Encore, s'il avait l'espérance de le voir prochainement taxé à un prix fixe et qu'il ne dépendit pas des fermiers, des monopoleurs, des accapareurs, il ne tomberait pas dans le désespoir, comme y sont déjà tombés tant de malheureux qui se sont portés à des extrémités qu'arrêteraient des ordonnances rendues, et sagement, ou plutôt sévèrement, observées.

Alors la classe du peuple la plus indigente, qui ne demande que du pain, pourrait s'en procurer à 1 sou 6 debier la livre au plus.
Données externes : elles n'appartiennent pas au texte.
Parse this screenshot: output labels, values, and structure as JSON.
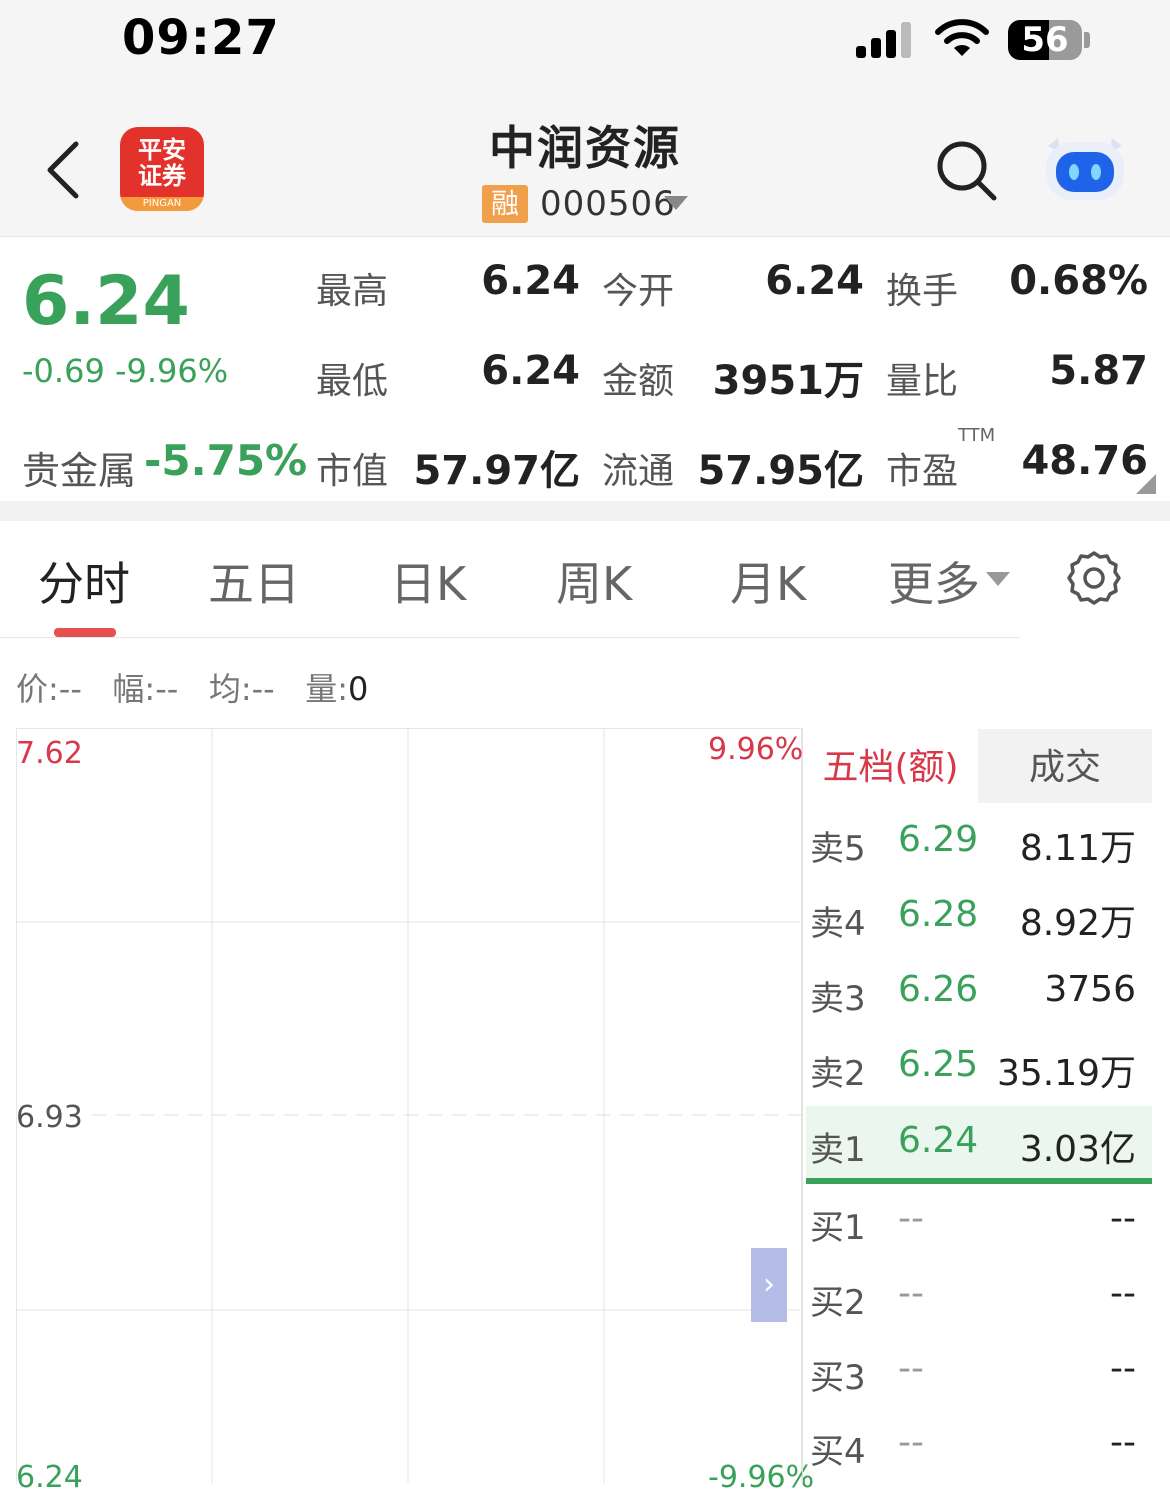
{
  "status_bar": {
    "time": "09:27",
    "battery": "56",
    "battery_level": 0.56
  },
  "header": {
    "back_icon": "chevron-left-icon",
    "logo_line1": "平安",
    "logo_line2": "证券",
    "logo_small": "PINGAN",
    "stock_name": "中润资源",
    "margin_badge": "融",
    "stock_code": "000506",
    "search_icon": "search-icon",
    "assistant_icon": "robot-icon"
  },
  "quote": {
    "price": "6.24",
    "change": "-0.69 -9.96%",
    "sector_label": "贵金属",
    "sector_change": "-5.75%",
    "stats": [
      {
        "label": "最高",
        "value": "6.24",
        "green": true
      },
      {
        "label": "今开",
        "value": "6.24",
        "green": true
      },
      {
        "label": "换手",
        "value": "0.68%",
        "green": false
      },
      {
        "label": "最低",
        "value": "6.24",
        "green": true
      },
      {
        "label": "金额",
        "value": "3951万",
        "green": false
      },
      {
        "label": "量比",
        "value": "5.87",
        "green": false
      },
      {
        "label": "市值",
        "value": "57.97亿",
        "green": false
      },
      {
        "label": "流通",
        "value": "57.95亿",
        "green": false
      },
      {
        "label": "市盈",
        "value": "48.76",
        "green": false
      }
    ],
    "ttm": "TTM"
  },
  "tabs": {
    "items": [
      "分时",
      "五日",
      "日K",
      "周K",
      "月K",
      "更多"
    ],
    "active": 0,
    "settings_icon": "gear-icon"
  },
  "info_line": {
    "price_label": "价:",
    "price_value": "--",
    "amp_label": "幅:",
    "amp_value": "--",
    "avg_label": "均:",
    "avg_value": "--",
    "vol_label": "量:",
    "vol_value": "0"
  },
  "chart": {
    "y_high": "7.62",
    "y_mid": "6.93",
    "y_low": "6.24",
    "pct_high": "9.96%",
    "pct_low": "-9.96%",
    "expand_icon": "›"
  },
  "order_book": {
    "tab_depth": "五档(额)",
    "tab_trades": "成交",
    "sells": [
      {
        "label": "卖5",
        "price": "6.29",
        "volume": "8.11万"
      },
      {
        "label": "卖4",
        "price": "6.28",
        "volume": "8.92万"
      },
      {
        "label": "卖3",
        "price": "6.26",
        "volume": "3756"
      },
      {
        "label": "卖2",
        "price": "6.25",
        "volume": "35.19万"
      },
      {
        "label": "卖1",
        "price": "6.24",
        "volume": "3.03亿"
      }
    ],
    "buys": [
      {
        "label": "买1",
        "price": "--",
        "volume": "--"
      },
      {
        "label": "买2",
        "price": "--",
        "volume": "--"
      },
      {
        "label": "买3",
        "price": "--",
        "volume": "--"
      },
      {
        "label": "买4",
        "price": "--",
        "volume": "--"
      }
    ]
  },
  "colors": {
    "down": "#3aa15a",
    "up": "#d7384a",
    "brand": "#e2322b"
  }
}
C'est le principal sujet de doléances du petit cultivateur, forcé d'être journalier pour s'en pouvoir procurer.

Quand il n'éprouvera plus de variation dans le prix du pain, le pauvre sera tranquille, car il sera sûr, en travaillant, d'en pouvoir donner à sa famille désolée, avec laquelle il préfèrerait d'être conduit actuellement dans les dépôts (de mendicité), où sont rassemblés les pauvres, sûr qu'il y serait d'y recevoir tous les jours l'aliment de première nécessité.

CHERCHER DU BOIS
Article 5 : Et même cet aliment, aujourd'hui pour le cuire, combien n'en coûte-il pas, puisque le bois acheté dans les coupes et payé, en 1778,, trente livres la corde, se vend actuellement 50 livres et a été à 54 livres, non compris les voitures.

Des habitants de la campagne n'auraient-il pas aujourd'hui plus d'avantages de le faire venir, quoiqu'à gros frais, de la capitale, que de l'aller acheter au milieu des fôrets ?

REGLE A ETABLIR POUR LA VENTE DES BOIS
Article 6 : S'il n'y a des règles établies pour en fixer les prix par arpent, selon les différentes qualités, et arrêter les spéculations des acheteurs, qui font une bourse d'indemnité, de laquelle sont tirés trois ou quatre louis pour lesquels auxquels le marché n'est pas adjugé, le pauvre, et même celui qui est plus aisé, ne saura comment s'en procurer."

L'été précédent la rédaction de ce cahier s'était abattu un violent orage de grêle détruisant presque entièrement les récoltes de la région parisienne. La rareté du grain mis en exergue les "monopoleurs" qui spéculèrent sur le cours des céréales.
Des émeutes de la faim eurent lieux tout près de Coubron comme à Meaux par exemple, dans les semaines qui suivirent cette rédaction.